Atom Builder app and pHet Build an Atom
I decided to search the web looking up atom building software and came across this website from KScience that could also be useful for your students to use to practice in case your classroom is without mobile apple products. This website requires the user to drag and drop of protons, neutrons, and
electrons to fill in the nucleus and each of the energy levels.
One way you could use this app would be to take snapshots of the image and then use that on assessments and then have the students fill in the correct information regarding the symbol, atomic, number, mass number, and charge. Of course the size of the nucleus could be discussed as a common limitation with these models.
Another app that I found useful is entitled Nuclear by Escape Velocity Limited.
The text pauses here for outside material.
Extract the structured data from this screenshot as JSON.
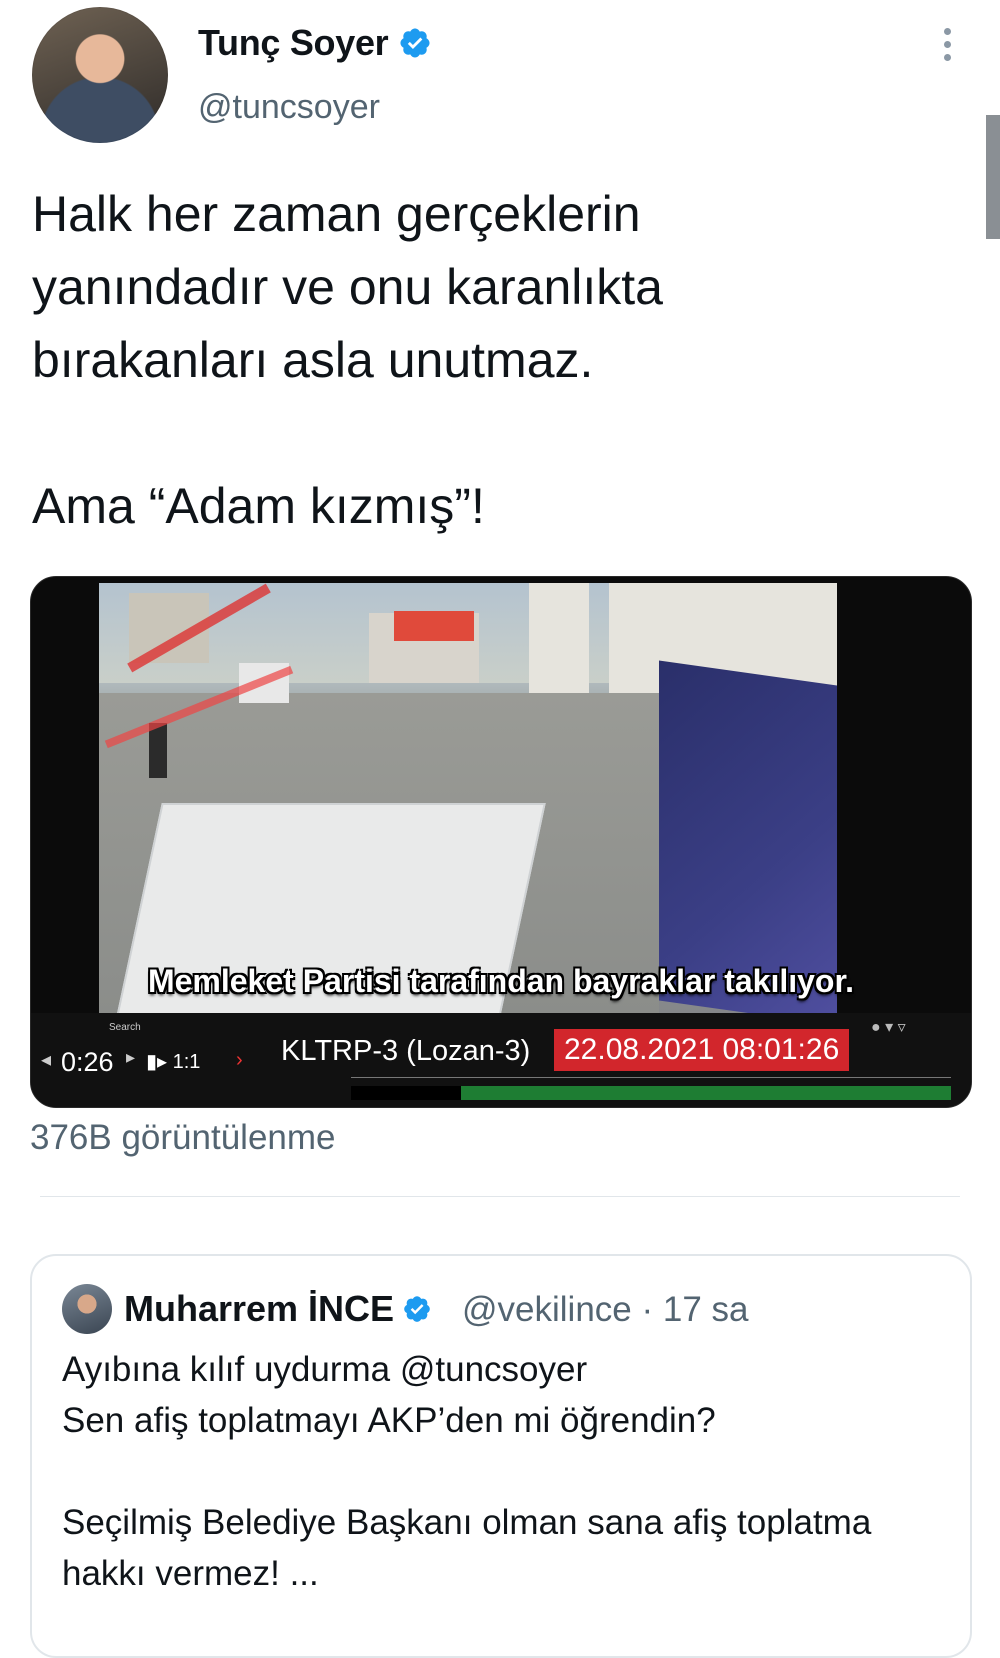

The app is free and does offer in-app purchases. If you are trying to express to your students the concept of isotopes and then link that to nuclear chemistry, this app could be helpful. The app allows you to build atoms by adding protons, neutrons, and electrons and during the process if you add too many neutrons or too many protons then it will notify you that the isotope you created is unstable by showing a radioactive symbol. Next, if you don’t add more neutrons or protons quickly enough then you can watch as the atom shakes uncontrollably and then eventually decays into a more stable isotope. For my students the number one attraction is that the visual movement of the electrons is eye candy, to say the least. The number two attraction is that it helped them visualize that many of the elements like Carbon-14 are radioactive. Some only thought that radioactivity only existed with the larger elements such as elements 92 and above.